Bridging Continents Through Ideas: Indo–European Summer Academy 2025

The Indo–European Summer Academy 2025, held from 21st to 27th July, brought together 19 selected participants from India and Europe for an intensive week of dialogue on non-traditional security, with a focus on energy resilience and diplomacy. Organized by CESS in partnership with Hanns Seidel Stiftung, the Academy combined lectures, simulations, workshops, and field visits to blend academic depth with practical exposure. It marked the beginning of a sustained effort to foster youth-led collaboration between India and Europe on shared global challenges.

Day 1, Setting the Stage

The opening session carried a quiet gravitas. Experts from Chanakya University, CESS, and Hanns Seidel Stiftung welcomed participants with a call to think boldly. Dr. Peter Hefele (Policy Director, Martens Centre for European Studies) set the tone: “Energy is no longer just a commodity.

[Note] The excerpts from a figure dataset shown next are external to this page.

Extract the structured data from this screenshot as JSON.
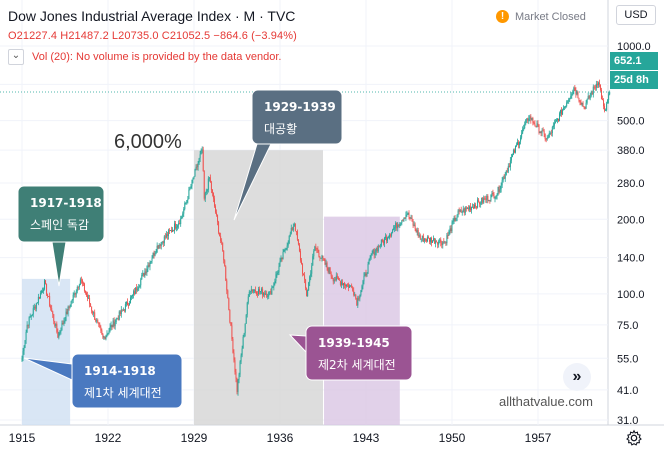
{
  "header": {
    "title": "Dow Jones Industrial Average Index · M · TVC",
    "market_status": "Market Closed",
    "currency": "USD",
    "ohlc": "O21227.4 H21487.2 L20735.0 C21052.5 −864.6 (−3.94%)",
    "volume_note": "Vol (20): No volume is provided by the data vendor."
  },
  "price_tags": {
    "last": "652.1",
    "countdown": "25d 8h"
  },
  "colors": {
    "up": "#26a69a",
    "down": "#ef5350",
    "ohlc_text": "#e53935"
  },
  "annotations": {
    "pct_label": "6,000%",
    "watermark": "allthatvalue.com",
    "boxes": [
      {
        "title": "1917-1918",
        "body": "스페인 독감",
        "color": "#3f7f76"
      },
      {
        "title": "1914-1918",
        "body": "제1차 세계대전",
        "color": "#4a79c0"
      },
      {
        "title": "1929-1939",
        "body": "대공황",
        "color": "#5a6f82"
      },
      {
        "title": "1939-1945",
        "body": "제2차 세계대전",
        "color": "#9b5493"
      }
    ]
  },
  "chart_data": {
    "type": "candlestick",
    "title": "Dow Jones Industrial Average Index · M · TVC",
    "y_scale": "log",
    "y_ticks": [
      31.0,
      41.0,
      55.0,
      75.0,
      100.0,
      140.0,
      200.0,
      280.0,
      380.0,
      500.0,
      700.0,
      1000.0
    ],
    "x_ticks": [
      "1915",
      "1922",
      "1929",
      "1936",
      "1943",
      "1950",
      "1957"
    ],
    "grid": true,
    "anchor_closes": [
      {
        "date": "1915-01",
        "close": 55
      },
      {
        "date": "1915-06",
        "close": 75
      },
      {
        "date": "1916-11",
        "close": 110
      },
      {
        "date": "1917-12",
        "close": 68
      },
      {
        "date": "1919-10",
        "close": 115
      },
      {
        "date": "1921-08",
        "close": 66
      },
      {
        "date": "1924-01",
        "close": 98
      },
      {
        "date": "1926-01",
        "close": 155
      },
      {
        "date": "1927-12",
        "close": 200
      },
      {
        "date": "1929-09",
        "close": 381
      },
      {
        "date": "1929-11",
        "close": 240
      },
      {
        "date": "1930-04",
        "close": 294
      },
      {
        "date": "1931-06",
        "close": 140
      },
      {
        "date": "1932-07",
        "close": 41
      },
      {
        "date": "1933-07",
        "close": 105
      },
      {
        "date": "1935-03",
        "close": 100
      },
      {
        "date": "1937-03",
        "close": 194
      },
      {
        "date": "1938-03",
        "close": 99
      },
      {
        "date": "1938-11",
        "close": 155
      },
      {
        "date": "1940-05",
        "close": 116
      },
      {
        "date": "1941-12",
        "close": 106
      },
      {
        "date": "1942-04",
        "close": 93
      },
      {
        "date": "1943-07",
        "close": 145
      },
      {
        "date": "1946-05",
        "close": 212
      },
      {
        "date": "1947-06",
        "close": 168
      },
      {
        "date": "1949-06",
        "close": 162
      },
      {
        "date": "1950-06",
        "close": 210
      },
      {
        "date": "1953-09",
        "close": 255
      },
      {
        "date": "1956-04",
        "close": 520
      },
      {
        "date": "1957-10",
        "close": 420
      },
      {
        "date": "1959-12",
        "close": 680
      },
      {
        "date": "1960-10",
        "close": 565
      },
      {
        "date": "1961-12",
        "close": 730
      },
      {
        "date": "1962-06",
        "close": 535
      },
      {
        "date": "1962-11",
        "close": 652.1
      }
    ],
    "shaded_periods": [
      {
        "label": "1914-1918",
        "start": "1915-01",
        "end": "1918-11",
        "color": "#cfe0f2"
      },
      {
        "label": "1929-1939",
        "start": "1929-01",
        "end": "1939-06",
        "color": "#d4d4d4"
      },
      {
        "label": "1939-1945",
        "start": "1939-08",
        "end": "1945-09",
        "color": "#d9c6e3"
      }
    ]
  }
}
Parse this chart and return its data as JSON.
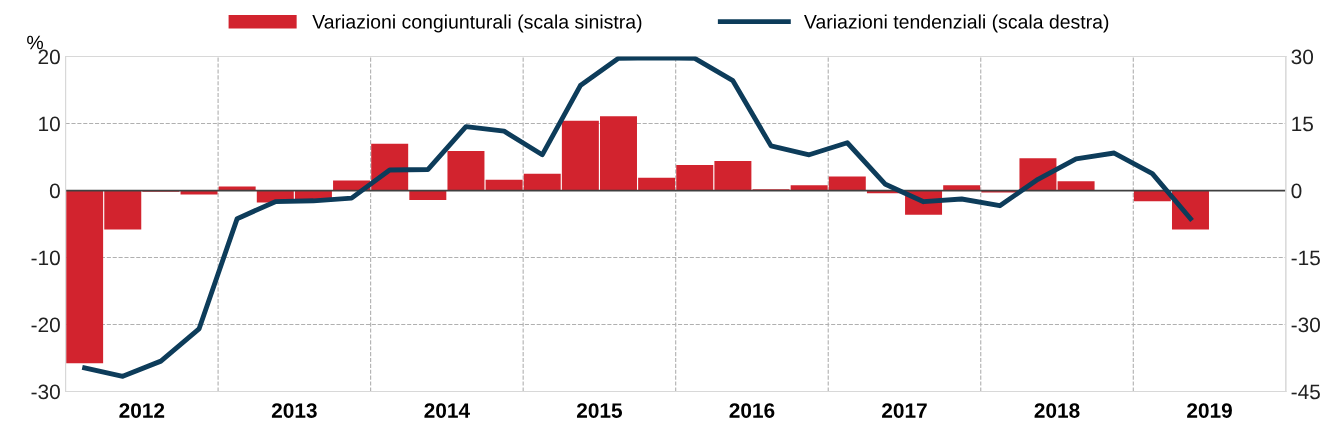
{
  "chart_data": {
    "type": "bar",
    "ylabel": "%",
    "x": [
      2012.125,
      2012.375,
      2012.625,
      2012.875,
      2013.125,
      2013.375,
      2013.625,
      2013.875,
      2014.125,
      2014.375,
      2014.625,
      2014.875,
      2015.125,
      2015.375,
      2015.625,
      2015.875,
      2016.125,
      2016.375,
      2016.625,
      2016.875,
      2017.125,
      2017.375,
      2017.625,
      2017.875,
      2018.125,
      2018.375,
      2018.625,
      2018.875,
      2019.125,
      2019.375
    ],
    "series": [
      {
        "name": "Variazioni congiunturali (scala sinistra)",
        "color": "#d2232e",
        "values": [
          -25.8,
          -5.8,
          -0.2,
          -0.6,
          0.6,
          -1.8,
          -1.4,
          1.5,
          7.0,
          -1.4,
          5.9,
          1.6,
          2.5,
          10.4,
          11.1,
          1.9,
          3.8,
          4.4,
          0.2,
          0.8,
          2.1,
          -0.4,
          -3.6,
          0.8,
          -0.3,
          4.8,
          1.4,
          0,
          -1.6,
          -5.8
        ]
      },
      {
        "name": "Variazioni tendenziali (scala destra)",
        "type": "line",
        "axis": "y2",
        "color": "#0d3c5a",
        "values": [
          -39.7,
          -41.6,
          -38.2,
          -31.0,
          -6.3,
          -2.5,
          -2.3,
          -1.7,
          4.6,
          4.7,
          14.3,
          13.3,
          8.0,
          23.5,
          29.6,
          29.7,
          29.6,
          24.6,
          10.0,
          8.0,
          10.7,
          1.4,
          -2.5,
          -1.9,
          -3.4,
          2.5,
          7.1,
          8.4,
          3.8,
          -6.3
        ]
      }
    ],
    "xlim": [
      2012,
      2020
    ],
    "xticks": [
      {
        "value": 2012.5,
        "label": "2012"
      },
      {
        "value": 2013.5,
        "label": "2013"
      },
      {
        "value": 2014.5,
        "label": "2014"
      },
      {
        "value": 2015.5,
        "label": "2015"
      },
      {
        "value": 2016.5,
        "label": "2016"
      },
      {
        "value": 2017.5,
        "label": "2017"
      },
      {
        "value": 2018.5,
        "label": "2018"
      },
      {
        "value": 2019.5,
        "label": "2019"
      }
    ],
    "ylim": [
      -30,
      20
    ],
    "yticks": [
      -30,
      -20,
      -10,
      0,
      10,
      20
    ],
    "y2lim": [
      -45,
      30
    ],
    "y2ticks": [
      -45,
      -30,
      -15,
      0,
      15,
      30
    ],
    "ref_lines": [
      {
        "axis": "y",
        "value": 0,
        "color": "#404040"
      },
      {
        "axis": "x",
        "value": 2013,
        "color": "#b0b0b0",
        "line_style": "dashed"
      },
      {
        "axis": "x",
        "value": 2014,
        "color": "#b0b0b0",
        "line_style": "dashed"
      },
      {
        "axis": "x",
        "value": 2015,
        "color": "#b0b0b0",
        "line_style": "dashed"
      },
      {
        "axis": "x",
        "value": 2016,
        "color": "#b0b0b0",
        "line_style": "dashed"
      },
      {
        "axis": "x",
        "value": 2017,
        "color": "#b0b0b0",
        "line_style": "dashed"
      },
      {
        "axis": "x",
        "value": 2018,
        "color": "#b0b0b0",
        "line_style": "dashed"
      },
      {
        "axis": "x",
        "value": 2019,
        "color": "#b0b0b0",
        "line_style": "dashed"
      }
    ],
    "grid": "y",
    "legend": "top",
    "marker": "none",
    "line_style": "solid"
  }
}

It is strategy, diplomacy, and equity.” His twin sessions that day traced the imperatives of EU–India collaboration and Europe’s green transition, offering both a blueprint and a caution that energy must be just, affordable, and inclusive.

Day 2, Cosmos and Climate

The next morning returned to the global stage with Dr. Hefele’s reflections on climate security. Yet the real pivot came in the afternoon. Dr. Vinayachandra Banavathy (Director, Centre for Indian Knowledge Systems, Chanakya University) led participants into a different realm, Indic cosmology and ethics. Energy, he reminded them, is not only a technical or economic issue, but also a moral relationship with the universe. His words reframed sustainability as stewardship, a theme that lingered long after the session closed.

Day 3, From Past to Policy

Dr. M. Sivakumar (Professor, School of Mathematics and Natural Sciences, Chanakya University) took the gathering on a journey from the Vedic view of energy to the quantum age. His talk connected physics with philosophy, showing how every civilization sought meaning in power and light. In the afternoon, the tone shifted from reflection to action. Dr. Chirayu Thakkar (Dean’s Fellow, National University of Singapore) ran a hands-on workshop on writing policy papers. Laptops clicked, debates sparked, and ideas sharpened into arguments. “Theory finds its purpose when it speaks to power,” one participant remarked.

Day 4, Risks and Reforms

Nuclear policy took center stage as Ruhee Neog (Director, Institute of Peace and Conflict Studies, New Delhi) and Dr. Tanvi Kulkarni (Policy Fellow, Asia-Pacific Leadership Network) dissected the dilemmas of deterrence. The room crackled with debate: promise versus peril, stability versus risk. Later, Apurv Mishra (Consultant, Prime Minister’s Economic Advisory Council) drew participants into the quieter world of governance and regulation, calling it the invisible scaffolding that holds the energy sector upright.

Day 5, The Field Speaks

The Academy stepped out of the classroom and into the sunlit fields of Karnataka Renewable Energy Development Ltd. Solar panels stretched across the landscape, and the participants saw theory turn to practice. The afternoon brought them back indoors for a hard security talk. Lt. Gen. (Retd.) C.A. Krishnan (Security and Strategy Expert, Former Deputy Chief of the Indian Army) reminded everyone that energy security is inseparable from mineral security. “Every panel, every battery has a strategic story,” he said.

Day 6, Balancing Fuels and Futures

The weekend opened with Dr. Vibha Dhawan (Director General, TERI) exploring biofuels and sustainable mobility. Her optimism was contagious: India could leapfrog challenges if it dared to innovate. In the afternoon, Dr. Manoj Gonuguntla (Team Lead, Shell Technology Centre, Bengaluru) cut through the debate with pragmatism. Fossil fuels would not vanish overnight, he argued. The challenge was to manage the transition responsibly, without sacrificing sustainability or security.

Day 7, Diplomacy and Destiny

The final day tied threads together. Prof. Chetan Singai (Dean, SoLGPP, Chanakya University) offered a governance perspective, grounding energy debates in law and regulation. Then, Ambassador (Retd.) Manjeev Singh Puri (Former Ambassador of India to the EU) lifted the conversation to the global stage, describing energy diplomacy as “a bridge of resilience built with trust.”

The closing address by Dr. S. Somanath (Chairman, ISRO and Chancellor, Chanakya University) was both poetic and practical. Linking India’s space journey to its energy quest, he left the room with a challenge: “Innovation must serve humanity, or it serves nothing at all.”

Momentum will hopefully build from this first edition of the Academy. A publication of participant-authored insights is expected to carry the conversations forward, offering reflections and recommendations shaped during the week. The idea of an expanded Summer Academy in 2026 is already on the table, with the hope of bringing in a wider pool of voices from India and Europe. To ensure continuity, an alumni network is envisaged as a space for sustained dialogue and collaboration. Over time, the Academy will also find its place within the India–Europe Resilience Forum, anchoring its impact in a larger, long-term framework.